In FifoDiskQueue.__init__
, headf
and tailf
are opened as two separate file descriptors using two _openchunk
calls. Probably the windows OS doesn't guarantee that at any moment of time, we will see the same content from either file descriptor.
OK. It works smoothly in linux. This would probably take forever for the scrapy dev team to fix.
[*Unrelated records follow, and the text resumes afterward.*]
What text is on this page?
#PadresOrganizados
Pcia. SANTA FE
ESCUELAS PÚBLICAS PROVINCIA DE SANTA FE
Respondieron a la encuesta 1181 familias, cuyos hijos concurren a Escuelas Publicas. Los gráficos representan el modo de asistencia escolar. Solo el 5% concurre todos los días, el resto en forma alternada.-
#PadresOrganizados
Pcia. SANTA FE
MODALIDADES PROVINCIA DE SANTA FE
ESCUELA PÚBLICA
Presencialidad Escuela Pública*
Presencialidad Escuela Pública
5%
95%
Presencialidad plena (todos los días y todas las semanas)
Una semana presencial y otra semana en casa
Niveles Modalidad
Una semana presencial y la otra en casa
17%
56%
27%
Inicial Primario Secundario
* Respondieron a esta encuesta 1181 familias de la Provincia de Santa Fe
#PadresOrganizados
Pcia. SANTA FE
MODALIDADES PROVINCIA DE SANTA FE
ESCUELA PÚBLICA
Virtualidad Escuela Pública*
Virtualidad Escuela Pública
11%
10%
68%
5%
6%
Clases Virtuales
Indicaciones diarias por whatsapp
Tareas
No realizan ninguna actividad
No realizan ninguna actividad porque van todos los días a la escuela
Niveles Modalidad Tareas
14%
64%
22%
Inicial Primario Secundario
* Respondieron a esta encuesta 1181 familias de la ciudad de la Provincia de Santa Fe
Windows is almost the abandoned land,
I added a line after os.read
in pop
method,
def pop(self):
tnum, tcnt, toffset = self.info['tail']
if [tnum, tcnt] >= self.info['head']:
return
tfd = self.tailf.fileno()
szhdr = os.read(tfd, self.szhdr_size)
if not szhdr:
return
size, = struct.unpack(self.szhdr_format, szhdr)
data = os.read(tfd, size)
logging.warning("size in header is %d, size read is %d", size, len(data)) # <=== this line
tcnt += 1
And it prints:
2015-08-24 04:53:23 [root] WARNING: size in header is 488, size read is 465
I am thinking of adding some checks after the os.read
and continuesly read until I get the amount of data specified in the szhdr
. Will update when I have progress.
OK. I finally traced down to the root of the problem.
The solution is adding one charcater:
def _openchunk(self, number, mode='rb'):
Without the b
mode, windows will interpret the file as text file and os.read(size_you_want) might read much less data than you specified even though there are more bytes available.